Python - Garbage Collection in Python 3.6

分享一个大牛的人工智能教程。零基础!通俗易懂!风趣幽默!希望你也加入到人工智能的队伍中来!请点击人工智能教程

This article describes garbage collection (GC) in Python 3.6.

Usually, you do not need to worry about memory management when the objects are no longer needed Python automatically reclaims the memory from them. However, understanding how GC works can help you write better Python programs.

Memory management

Unlike many other languages, Python does not necessarily release the memory back to the Operating System. Instead, it has a specialized object allocator for small objects (smaller or equal to 512 bytes), which keeps some chunks of already allocated memory for further use in future. The amount of memory that Python holds depending on the usage patterns, in some cases all allocated memory is never released.

Therefore, if a long-running Python process takes more memory over time, it does not necessarily mean that you have memory leaks.

Garbage collection algorithms

Standard CPython's garbage collector has two components, the reference counting collector and the generational garbage collector, known as gc module.

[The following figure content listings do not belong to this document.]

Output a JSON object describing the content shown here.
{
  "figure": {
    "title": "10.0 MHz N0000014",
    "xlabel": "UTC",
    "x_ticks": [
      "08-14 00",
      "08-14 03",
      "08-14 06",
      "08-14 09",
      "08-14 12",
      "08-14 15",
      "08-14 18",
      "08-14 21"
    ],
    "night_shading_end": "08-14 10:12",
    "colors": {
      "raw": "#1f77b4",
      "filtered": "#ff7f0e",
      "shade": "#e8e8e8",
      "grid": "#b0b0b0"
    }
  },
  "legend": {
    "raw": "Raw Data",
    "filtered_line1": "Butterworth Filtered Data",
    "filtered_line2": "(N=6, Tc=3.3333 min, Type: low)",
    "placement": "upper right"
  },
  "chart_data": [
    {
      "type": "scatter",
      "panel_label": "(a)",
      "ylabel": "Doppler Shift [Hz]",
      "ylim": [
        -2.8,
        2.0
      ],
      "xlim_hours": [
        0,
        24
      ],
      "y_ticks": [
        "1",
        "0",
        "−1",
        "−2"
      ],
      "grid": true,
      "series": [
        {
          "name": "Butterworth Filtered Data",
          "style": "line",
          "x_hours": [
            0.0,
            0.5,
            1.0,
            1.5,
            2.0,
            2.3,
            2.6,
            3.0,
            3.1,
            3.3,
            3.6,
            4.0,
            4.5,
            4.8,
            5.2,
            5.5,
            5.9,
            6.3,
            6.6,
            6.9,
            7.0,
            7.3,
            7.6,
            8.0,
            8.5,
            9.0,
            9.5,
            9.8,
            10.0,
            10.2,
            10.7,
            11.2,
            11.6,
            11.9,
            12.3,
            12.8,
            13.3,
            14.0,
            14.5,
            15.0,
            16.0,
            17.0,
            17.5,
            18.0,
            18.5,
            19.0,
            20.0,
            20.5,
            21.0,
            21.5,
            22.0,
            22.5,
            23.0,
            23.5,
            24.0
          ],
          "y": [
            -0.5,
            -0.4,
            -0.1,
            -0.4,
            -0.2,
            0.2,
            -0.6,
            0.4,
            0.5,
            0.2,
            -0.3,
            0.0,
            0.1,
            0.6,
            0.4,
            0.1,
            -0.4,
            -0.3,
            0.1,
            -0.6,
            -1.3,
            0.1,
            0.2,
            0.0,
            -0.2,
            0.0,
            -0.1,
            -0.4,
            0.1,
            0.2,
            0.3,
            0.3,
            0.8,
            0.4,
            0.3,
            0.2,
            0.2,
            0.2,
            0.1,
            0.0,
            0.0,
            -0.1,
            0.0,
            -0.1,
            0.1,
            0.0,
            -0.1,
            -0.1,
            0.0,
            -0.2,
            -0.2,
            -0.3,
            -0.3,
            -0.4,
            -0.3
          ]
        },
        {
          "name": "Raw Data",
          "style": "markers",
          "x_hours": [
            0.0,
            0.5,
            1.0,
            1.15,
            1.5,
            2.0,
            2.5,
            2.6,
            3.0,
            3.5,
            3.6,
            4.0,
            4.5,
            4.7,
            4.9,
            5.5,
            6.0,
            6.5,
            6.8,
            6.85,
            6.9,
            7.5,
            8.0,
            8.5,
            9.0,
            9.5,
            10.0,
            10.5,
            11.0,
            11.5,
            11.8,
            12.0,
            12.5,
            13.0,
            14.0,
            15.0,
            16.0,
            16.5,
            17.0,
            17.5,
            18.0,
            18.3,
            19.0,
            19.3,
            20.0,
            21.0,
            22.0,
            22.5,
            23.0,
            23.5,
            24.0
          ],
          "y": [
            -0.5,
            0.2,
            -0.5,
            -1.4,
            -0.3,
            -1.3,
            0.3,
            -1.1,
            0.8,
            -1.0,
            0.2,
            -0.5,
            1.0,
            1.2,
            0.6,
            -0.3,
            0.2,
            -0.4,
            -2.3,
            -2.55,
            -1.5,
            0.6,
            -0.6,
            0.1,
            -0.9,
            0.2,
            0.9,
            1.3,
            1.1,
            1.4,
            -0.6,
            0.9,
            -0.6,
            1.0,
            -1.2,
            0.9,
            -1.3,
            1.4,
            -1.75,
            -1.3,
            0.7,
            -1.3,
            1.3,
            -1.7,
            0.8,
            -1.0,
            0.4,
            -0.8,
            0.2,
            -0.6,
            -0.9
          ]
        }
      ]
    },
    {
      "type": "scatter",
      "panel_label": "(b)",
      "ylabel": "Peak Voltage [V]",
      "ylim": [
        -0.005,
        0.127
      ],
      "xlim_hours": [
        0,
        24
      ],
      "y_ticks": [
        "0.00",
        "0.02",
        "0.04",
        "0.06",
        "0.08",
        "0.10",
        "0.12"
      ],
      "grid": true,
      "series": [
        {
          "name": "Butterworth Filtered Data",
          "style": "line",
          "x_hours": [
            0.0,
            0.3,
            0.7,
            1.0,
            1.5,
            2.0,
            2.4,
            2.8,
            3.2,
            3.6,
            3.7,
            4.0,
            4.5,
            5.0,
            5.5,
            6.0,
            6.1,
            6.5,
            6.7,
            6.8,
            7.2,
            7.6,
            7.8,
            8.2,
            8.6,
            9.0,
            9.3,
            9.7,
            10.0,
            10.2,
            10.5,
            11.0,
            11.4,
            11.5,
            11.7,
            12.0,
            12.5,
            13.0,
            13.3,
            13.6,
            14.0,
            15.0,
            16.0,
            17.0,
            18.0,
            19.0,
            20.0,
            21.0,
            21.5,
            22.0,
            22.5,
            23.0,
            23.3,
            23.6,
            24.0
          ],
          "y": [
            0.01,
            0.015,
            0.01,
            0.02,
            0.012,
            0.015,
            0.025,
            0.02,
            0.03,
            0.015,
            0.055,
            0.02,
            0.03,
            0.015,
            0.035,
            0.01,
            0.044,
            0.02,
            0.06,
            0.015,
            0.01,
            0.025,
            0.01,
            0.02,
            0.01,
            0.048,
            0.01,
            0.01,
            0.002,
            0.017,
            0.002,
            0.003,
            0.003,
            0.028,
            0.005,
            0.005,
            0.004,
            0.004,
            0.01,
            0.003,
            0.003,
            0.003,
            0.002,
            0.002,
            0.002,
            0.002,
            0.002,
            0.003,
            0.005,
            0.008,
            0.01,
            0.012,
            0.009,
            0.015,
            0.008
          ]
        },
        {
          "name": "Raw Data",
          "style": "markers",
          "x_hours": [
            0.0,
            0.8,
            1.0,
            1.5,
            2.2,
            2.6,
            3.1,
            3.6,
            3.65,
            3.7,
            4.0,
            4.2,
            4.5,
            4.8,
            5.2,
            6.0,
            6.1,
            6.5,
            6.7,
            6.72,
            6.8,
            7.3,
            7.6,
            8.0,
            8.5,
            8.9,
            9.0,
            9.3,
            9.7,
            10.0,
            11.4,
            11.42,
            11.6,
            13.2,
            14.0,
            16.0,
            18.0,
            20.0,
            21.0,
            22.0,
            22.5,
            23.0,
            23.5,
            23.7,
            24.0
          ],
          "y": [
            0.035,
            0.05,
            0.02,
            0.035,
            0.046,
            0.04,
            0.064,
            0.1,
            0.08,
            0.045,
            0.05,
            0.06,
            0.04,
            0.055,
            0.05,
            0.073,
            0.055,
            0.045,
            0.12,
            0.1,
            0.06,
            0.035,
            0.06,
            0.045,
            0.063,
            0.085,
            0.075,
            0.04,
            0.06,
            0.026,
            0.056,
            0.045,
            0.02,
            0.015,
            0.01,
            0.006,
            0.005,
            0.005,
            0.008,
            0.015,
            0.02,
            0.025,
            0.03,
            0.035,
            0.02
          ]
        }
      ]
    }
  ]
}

The reference counting algorithm is incredibly efficient and straightforward, but it cannot detect reference cycles. That is why Python has a supplemental algorithm called generational cyclic GC, that deals with reference cycles.

The reference counting is fundamental to Python and can't be disabled, whereas the cyclic GC is optional and can be used manually.

Reference counting

Reference counting is a simple technique in which objects are deallocated when there is no reference to them in a program.

Every variable in Python is a reference (a pointer) to an object and not the actual value itself. For example, the assignment statement just adds a new reference to the right-hand side.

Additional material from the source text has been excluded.